Vincent Clarke pclarkepvincent at gmail.com


> ^^^^^^
> CB: Once you get to two binary oppositions related, you have a
> structure and a metaphor.
>
> ^^^^^^^^
>
>
Again, no, this is incorrect. One cannot arbitrary create metaphors through just any binary opposition. Watch:

"The moon that night shone like a curled toe"

Perhaps that's the start of a mediocre Surrealist poem, but if I spoke like that to everyone I encountered I'd be sure to find myself in a psyche-ward rather quickly. Structure are the rules that govern understanding, just like - to go back to where we started with this - the Law is the body of rules governing our definitions of right and wrong; or, to continue with your example, structuring what judgements are going to be passed in particular cases (euthanasia, gay marriage, but also murder and rape).

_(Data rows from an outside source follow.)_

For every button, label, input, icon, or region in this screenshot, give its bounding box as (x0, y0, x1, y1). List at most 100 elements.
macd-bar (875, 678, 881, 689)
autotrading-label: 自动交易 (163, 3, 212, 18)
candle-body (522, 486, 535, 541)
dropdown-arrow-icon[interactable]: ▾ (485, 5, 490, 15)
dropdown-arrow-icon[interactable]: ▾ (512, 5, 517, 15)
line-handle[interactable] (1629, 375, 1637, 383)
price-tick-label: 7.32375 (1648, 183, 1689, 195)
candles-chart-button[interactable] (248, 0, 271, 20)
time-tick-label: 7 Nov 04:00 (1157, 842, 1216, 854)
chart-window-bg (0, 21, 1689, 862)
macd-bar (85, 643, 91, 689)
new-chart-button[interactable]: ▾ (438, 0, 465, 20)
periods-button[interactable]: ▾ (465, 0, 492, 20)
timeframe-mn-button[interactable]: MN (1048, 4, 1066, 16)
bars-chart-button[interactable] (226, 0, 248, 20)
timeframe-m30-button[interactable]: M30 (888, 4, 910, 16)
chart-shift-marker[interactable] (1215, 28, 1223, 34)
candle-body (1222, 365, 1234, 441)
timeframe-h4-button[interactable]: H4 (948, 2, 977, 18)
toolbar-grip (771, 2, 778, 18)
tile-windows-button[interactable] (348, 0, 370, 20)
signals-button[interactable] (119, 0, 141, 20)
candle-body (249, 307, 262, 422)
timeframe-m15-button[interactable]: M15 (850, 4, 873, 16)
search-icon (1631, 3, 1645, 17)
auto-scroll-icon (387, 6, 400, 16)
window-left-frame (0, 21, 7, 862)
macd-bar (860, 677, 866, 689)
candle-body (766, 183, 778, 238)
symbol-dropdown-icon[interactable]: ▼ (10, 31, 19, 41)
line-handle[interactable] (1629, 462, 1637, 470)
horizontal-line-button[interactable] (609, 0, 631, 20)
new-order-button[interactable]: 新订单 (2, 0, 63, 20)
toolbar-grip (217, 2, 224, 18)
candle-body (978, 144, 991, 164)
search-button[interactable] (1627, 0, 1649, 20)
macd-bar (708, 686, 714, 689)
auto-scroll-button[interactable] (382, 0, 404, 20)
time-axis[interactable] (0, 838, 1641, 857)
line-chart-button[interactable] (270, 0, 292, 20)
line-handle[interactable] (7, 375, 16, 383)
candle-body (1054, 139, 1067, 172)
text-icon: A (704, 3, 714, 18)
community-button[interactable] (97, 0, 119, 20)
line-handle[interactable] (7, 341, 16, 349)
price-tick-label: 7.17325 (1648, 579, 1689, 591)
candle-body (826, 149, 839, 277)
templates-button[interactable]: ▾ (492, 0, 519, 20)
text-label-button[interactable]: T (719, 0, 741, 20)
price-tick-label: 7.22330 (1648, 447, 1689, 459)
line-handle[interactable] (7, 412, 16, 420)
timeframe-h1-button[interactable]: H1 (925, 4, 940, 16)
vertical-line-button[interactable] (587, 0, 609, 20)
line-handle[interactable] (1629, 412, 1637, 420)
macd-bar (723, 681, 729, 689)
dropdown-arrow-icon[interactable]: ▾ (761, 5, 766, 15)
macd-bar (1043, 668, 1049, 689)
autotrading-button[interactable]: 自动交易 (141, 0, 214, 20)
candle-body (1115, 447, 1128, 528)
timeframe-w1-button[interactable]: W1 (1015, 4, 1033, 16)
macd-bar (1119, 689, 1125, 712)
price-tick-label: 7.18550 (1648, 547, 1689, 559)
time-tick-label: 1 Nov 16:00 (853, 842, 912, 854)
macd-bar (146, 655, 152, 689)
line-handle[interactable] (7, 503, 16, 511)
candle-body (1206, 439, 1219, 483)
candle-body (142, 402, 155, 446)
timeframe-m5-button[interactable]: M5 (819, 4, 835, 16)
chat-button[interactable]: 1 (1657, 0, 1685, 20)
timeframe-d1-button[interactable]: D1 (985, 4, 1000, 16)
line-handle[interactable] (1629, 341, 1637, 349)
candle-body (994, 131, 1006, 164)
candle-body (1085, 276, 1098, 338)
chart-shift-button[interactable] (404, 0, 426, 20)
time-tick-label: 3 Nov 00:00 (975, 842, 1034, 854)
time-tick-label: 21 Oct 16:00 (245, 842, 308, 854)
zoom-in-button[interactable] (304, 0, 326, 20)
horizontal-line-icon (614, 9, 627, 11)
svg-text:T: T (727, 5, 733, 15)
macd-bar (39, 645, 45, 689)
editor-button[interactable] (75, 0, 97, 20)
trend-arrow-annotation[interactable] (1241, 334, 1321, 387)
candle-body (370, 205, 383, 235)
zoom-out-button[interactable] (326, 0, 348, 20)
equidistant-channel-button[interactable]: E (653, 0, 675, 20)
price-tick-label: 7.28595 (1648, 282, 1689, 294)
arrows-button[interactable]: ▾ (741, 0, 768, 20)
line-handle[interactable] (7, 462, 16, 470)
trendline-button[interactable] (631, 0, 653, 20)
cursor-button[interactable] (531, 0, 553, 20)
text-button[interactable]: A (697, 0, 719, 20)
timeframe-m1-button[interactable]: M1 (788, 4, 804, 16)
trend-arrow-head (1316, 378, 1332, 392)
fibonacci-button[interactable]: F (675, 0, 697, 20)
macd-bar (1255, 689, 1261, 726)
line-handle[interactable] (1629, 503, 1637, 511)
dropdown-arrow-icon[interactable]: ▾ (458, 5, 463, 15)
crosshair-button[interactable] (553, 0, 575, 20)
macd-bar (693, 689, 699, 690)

^^^^^^^ CB: Exactly, above you act like a poet using metaphors. Poets are like little culture creators.

The arbitrariness refers to there being no "natural" analogy. And the arbitrariness also refers to the fact that the identity of the two relationships is due to the specific history of the culture in question. It is precisely the arbitrariness of the sign (in French; "symbol" in English) that Structural linguistics ( the model for Levi-Straussian structural anthropology) has as a fundamental principle. I'm not arbitrarily making metaphors, like a poet. The past generations of people in each culture have developed arbitrary or historical or cultural symbols, signs, meanings.

The metaphors in your Chinese example are meaningless to a non-Chinese exactly because they are arbitrary results of Chinese history.